Misure in materia di investimenti, delega al Governo per il
riordino degli incentivi all’occupazione e della normativa che
disciplina l’INAIL, nonchè disposizioni per il riordino degli enti
previdenziali
Capo I DISPOSIZIONI IN MATERIA DI INVESTIMENTI
Art. 1. Costituzione di unità tecniche di supporto alla
programmazione, alla valutazione e al monitoraggio degli
investimenti pubblici
1. Al fine di migliorare e dare maggiore qualità ed efficienza al
processo di programmazione delle politiche di sviluppo, le
amministrazioni centrali e regionali, previa intesa con la
Conferenza permanente per i rapporti tra lo Stato, le regioni e le
province autonome di Trento e di Bolzano, istituiscono e rendono
operativi, entro il 31 ottobre 1999, propri nuclei di valutazione e
verifica degli investimenti pubblici che, in raccordo fra loro e
con il Nucleo di valutazione e verifica degli investimenti pubblici
del Ministero del tesoro, del bilancio e della programmazione
economica, garantiscono il supporto tecnico nelle fasi di
programmazione, valutazione, attuazione e verifica di piani,
programmi e politiche di intervento promossi e attuati da ogni
singola amministrazione. È assicurata l’integrazione dei nuclei di
valutazione e verifica degli investimenti pubblici con il Sistema
statistico nazionale, secondo quanto previsto dall’articolo 6 del
decreto legislativo 31 marzo 1998, n. 112.
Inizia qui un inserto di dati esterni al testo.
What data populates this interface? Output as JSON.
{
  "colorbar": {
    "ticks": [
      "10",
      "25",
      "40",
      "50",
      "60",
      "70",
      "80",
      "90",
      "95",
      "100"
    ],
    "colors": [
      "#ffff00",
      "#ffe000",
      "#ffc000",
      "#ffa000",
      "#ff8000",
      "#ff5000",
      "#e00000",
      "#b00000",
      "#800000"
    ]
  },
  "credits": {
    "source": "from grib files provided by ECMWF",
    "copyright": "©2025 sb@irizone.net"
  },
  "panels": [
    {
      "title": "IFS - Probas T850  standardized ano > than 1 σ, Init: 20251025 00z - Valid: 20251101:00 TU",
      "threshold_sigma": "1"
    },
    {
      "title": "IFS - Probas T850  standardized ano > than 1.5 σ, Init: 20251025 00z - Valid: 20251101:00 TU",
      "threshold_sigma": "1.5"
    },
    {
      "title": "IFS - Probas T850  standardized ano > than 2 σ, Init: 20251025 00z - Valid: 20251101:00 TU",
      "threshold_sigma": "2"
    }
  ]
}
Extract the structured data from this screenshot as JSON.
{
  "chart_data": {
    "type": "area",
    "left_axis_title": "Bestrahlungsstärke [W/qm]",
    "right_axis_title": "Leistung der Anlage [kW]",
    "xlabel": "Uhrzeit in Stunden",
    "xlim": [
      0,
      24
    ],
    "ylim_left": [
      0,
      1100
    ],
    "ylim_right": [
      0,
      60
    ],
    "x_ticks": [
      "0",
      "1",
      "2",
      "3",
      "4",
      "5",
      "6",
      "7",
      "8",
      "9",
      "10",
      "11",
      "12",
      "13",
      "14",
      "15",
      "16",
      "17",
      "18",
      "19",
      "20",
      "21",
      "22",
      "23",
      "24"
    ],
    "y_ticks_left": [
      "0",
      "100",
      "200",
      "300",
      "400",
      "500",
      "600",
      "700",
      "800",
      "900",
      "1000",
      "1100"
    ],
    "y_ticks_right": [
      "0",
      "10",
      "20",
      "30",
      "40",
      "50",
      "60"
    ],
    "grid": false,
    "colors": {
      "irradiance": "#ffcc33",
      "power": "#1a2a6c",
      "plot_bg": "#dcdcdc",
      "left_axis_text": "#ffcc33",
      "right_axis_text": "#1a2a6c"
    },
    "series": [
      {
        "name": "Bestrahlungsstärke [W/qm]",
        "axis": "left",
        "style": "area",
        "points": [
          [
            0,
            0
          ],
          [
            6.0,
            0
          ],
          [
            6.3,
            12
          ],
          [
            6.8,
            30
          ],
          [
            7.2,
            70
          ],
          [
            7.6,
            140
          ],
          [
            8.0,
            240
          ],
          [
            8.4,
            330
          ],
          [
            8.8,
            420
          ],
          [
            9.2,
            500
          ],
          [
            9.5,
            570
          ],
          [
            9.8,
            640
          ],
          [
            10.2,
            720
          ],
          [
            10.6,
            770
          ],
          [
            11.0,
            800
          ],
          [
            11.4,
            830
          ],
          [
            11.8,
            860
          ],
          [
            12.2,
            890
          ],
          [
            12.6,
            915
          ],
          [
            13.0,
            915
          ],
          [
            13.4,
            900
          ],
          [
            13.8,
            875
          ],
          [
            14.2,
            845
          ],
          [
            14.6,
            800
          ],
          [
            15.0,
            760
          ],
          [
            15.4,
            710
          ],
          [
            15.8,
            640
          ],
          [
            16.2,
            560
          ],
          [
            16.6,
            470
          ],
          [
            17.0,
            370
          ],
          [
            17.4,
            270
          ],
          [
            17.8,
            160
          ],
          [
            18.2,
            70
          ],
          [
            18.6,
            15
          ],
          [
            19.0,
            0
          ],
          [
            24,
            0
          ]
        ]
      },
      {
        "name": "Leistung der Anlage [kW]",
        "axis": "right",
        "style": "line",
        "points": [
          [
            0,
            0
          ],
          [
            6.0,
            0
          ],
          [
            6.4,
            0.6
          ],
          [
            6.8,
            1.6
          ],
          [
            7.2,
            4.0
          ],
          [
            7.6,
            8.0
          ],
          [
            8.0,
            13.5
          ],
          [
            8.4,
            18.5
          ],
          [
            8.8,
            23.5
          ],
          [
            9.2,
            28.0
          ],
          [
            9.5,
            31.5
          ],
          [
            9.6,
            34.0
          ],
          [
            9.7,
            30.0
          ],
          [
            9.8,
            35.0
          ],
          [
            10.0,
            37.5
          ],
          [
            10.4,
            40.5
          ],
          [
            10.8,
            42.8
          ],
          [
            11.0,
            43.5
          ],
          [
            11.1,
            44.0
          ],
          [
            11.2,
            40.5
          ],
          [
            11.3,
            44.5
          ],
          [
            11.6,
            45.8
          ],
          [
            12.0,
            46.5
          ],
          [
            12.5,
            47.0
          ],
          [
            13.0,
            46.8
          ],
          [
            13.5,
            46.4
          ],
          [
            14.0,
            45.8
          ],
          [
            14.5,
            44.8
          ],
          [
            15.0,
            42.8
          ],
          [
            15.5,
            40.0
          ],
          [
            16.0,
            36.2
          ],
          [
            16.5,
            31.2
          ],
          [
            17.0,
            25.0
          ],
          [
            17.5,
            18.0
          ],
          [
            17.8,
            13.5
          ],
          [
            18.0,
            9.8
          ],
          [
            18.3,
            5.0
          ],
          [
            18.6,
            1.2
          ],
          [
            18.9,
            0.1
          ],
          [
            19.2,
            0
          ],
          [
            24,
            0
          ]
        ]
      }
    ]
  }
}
2. I nuclei di valutazione e verifica di cui al comma 1 operano
all’interno delle rispettive amministrazioni, in collegamento con
gli uffici di statistica costituiti ai sensi del decreto
legislativo 6 settembre 1989, n. 322, ed esprimono adeguati livelli
di competenza tecnica ed operativa al fine di poter svolgere
funzioni tecniche a forte contenuto di specializzazione, con
particolare riferimento per:
a) l’assistenza e il supporto tecnico per le fasi di
programmazione, formulazione e valutazione di documenti di
programma, per le analisi di opportunità e fattibilità degli
investimenti e per la valutazione ex ante di progetti e interventi
tenendo conto in particolare di criteri di qualità ambientale e di
sostenibilità dello sviluppo ovvero dell’indicazione della
compatibilità ecologica degli investimenti pubblici;
b) la gestione del Sistema di monitoraggio di cui al comma 5, da
realizzare congiuntamente con gli uffici di statistica delle
rispettive amministrazioni;
c) l’attività volta alla graduale estensione delle tecniche proprie
dei fondi strutturali all’insieme dei programmi e dei progetti
attuati a livello territoriale, con riferimento alle fasi di
programmazione, valutazione, monitoraggio e verifica.
3. Le attività volte alla costituzione dei nuclei di valutazione e
verifica di cui al comma 1 sono attuate autonomamente sotto il
profilo amministrativo, organizzativo e funzionale dalle singole
amministrazioni tenendo conto delle strutture similari già
esistenti e della necessità di evitare duplicazioni. Le
amministrazioni provvedono a tal fine ad elaborare, anche sulla
base di un’adeguata analisi organizzativa, un programma di
attuazione comprensivo delle connesse attività di formazione e
aggiornamento necessarie alla costituzione e all’avvio dei nuclei.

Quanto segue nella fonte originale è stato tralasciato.